Таясь, я возвращалась вечерами и, запершись наглухо, готовила ужин. Газ по недосмотру оставили. Единственная исправная конфорка трещала голубоватым пламенем. Набрав из крана воды, я варила нечищенную картошку. Шкурки, окрашенные в цвет земли, лопались трещинками, и, катая клубни в ладонях, я снимала мягкие лоскутки. Картофелины, очищенные от мундиров, казались сладкими. Наевшись, сметала в ладонь коричневатые свившиеся шкурки и по очереди жгла над огнем. Каждую шкурку я держала до последнего, пока огненный вьюнок, выбивавшийся из пламени, не дорастал до моих пальцев.

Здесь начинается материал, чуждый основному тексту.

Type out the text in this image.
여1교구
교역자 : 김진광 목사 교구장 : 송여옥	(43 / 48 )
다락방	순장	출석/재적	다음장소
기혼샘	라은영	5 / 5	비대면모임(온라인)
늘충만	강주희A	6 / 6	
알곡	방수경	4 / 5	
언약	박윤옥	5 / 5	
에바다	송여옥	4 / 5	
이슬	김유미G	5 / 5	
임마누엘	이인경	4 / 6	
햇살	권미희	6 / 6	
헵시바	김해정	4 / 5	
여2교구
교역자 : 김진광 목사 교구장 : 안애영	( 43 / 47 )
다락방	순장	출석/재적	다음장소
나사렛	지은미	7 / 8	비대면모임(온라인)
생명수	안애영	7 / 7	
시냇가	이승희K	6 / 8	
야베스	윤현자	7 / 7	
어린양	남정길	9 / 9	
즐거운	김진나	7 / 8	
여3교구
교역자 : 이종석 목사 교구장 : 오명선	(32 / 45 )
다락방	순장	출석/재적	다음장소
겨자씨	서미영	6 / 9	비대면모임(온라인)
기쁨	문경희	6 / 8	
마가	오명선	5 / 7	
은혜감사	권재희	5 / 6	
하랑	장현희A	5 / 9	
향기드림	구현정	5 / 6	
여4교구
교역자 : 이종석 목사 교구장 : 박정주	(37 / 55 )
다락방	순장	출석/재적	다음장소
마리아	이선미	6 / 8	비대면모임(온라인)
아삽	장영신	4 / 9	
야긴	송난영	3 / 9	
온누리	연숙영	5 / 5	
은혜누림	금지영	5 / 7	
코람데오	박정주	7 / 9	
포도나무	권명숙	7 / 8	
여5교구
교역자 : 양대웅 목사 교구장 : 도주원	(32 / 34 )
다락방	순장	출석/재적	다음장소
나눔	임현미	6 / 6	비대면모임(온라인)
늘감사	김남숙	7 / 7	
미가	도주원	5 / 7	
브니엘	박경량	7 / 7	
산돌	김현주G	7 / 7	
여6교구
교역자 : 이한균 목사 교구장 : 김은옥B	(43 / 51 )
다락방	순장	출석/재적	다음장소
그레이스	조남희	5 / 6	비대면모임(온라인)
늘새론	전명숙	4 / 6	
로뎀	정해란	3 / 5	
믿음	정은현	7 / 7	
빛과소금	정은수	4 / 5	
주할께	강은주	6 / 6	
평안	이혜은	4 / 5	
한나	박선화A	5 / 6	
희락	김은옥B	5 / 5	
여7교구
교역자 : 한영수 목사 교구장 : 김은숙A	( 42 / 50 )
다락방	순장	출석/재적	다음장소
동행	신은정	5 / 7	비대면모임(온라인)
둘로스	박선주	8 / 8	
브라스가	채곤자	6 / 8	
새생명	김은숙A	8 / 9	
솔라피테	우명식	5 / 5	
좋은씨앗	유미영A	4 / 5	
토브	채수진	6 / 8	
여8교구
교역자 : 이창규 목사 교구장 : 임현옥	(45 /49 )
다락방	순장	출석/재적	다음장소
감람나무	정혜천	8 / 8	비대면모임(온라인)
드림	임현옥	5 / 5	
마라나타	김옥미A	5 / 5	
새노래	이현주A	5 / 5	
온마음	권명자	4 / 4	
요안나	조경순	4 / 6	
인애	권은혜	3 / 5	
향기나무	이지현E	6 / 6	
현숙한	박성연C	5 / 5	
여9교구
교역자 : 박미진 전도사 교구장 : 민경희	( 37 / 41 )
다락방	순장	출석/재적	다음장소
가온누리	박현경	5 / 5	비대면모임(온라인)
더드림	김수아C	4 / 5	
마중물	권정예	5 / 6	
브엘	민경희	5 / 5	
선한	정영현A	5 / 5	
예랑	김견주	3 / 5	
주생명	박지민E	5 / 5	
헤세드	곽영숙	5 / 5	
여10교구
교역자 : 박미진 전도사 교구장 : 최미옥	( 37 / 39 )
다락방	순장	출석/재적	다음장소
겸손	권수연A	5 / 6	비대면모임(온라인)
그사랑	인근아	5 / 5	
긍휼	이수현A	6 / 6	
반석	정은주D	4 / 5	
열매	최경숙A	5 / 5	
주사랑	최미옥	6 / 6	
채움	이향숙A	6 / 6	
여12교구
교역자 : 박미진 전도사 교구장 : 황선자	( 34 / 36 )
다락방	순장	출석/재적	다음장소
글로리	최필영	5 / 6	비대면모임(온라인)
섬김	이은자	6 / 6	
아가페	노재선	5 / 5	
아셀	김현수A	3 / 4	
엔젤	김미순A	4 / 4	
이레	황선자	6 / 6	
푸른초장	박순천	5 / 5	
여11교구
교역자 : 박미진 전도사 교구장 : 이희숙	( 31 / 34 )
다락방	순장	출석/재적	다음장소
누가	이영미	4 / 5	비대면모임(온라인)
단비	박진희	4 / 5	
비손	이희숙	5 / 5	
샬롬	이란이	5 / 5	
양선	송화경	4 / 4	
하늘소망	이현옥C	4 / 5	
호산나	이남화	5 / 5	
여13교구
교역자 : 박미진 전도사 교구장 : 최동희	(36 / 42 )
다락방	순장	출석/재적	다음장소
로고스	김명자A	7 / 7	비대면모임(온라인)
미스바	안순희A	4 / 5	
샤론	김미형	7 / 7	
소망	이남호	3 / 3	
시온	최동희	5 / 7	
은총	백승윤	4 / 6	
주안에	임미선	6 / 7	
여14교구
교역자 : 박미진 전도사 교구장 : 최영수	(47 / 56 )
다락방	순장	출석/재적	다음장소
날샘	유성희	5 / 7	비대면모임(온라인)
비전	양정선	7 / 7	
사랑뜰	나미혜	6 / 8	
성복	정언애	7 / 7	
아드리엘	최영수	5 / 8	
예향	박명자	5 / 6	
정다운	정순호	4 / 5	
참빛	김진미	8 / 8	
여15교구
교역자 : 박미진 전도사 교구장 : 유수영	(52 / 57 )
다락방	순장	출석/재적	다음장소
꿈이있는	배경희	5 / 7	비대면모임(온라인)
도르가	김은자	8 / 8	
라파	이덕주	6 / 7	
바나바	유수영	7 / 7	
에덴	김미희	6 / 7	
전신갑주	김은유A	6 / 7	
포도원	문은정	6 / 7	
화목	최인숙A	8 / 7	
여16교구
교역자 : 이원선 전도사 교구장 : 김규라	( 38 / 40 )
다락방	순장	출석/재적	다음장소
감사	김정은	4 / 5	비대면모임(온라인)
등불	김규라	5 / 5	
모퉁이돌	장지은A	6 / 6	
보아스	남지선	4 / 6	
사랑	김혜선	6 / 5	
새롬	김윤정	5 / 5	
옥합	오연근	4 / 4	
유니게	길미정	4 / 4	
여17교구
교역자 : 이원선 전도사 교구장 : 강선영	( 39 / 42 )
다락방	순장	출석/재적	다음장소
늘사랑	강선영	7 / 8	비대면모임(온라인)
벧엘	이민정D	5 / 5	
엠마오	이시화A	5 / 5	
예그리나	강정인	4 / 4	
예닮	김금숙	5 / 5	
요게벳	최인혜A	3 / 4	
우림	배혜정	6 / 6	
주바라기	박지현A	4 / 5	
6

Погасив газ, я зажигала свечу. Ломкий огонек дрожал в высоком стекле, глядящем на воду. Забираясь на подоконник, я слушала волны, подступавшие к самой стене. В темноте, окружавшей мое пристанище, я чувствовала себя в безопасности. Огонь свечи очерчивал круг, и тьма, не тронутая по углам, оставалась необитаемой.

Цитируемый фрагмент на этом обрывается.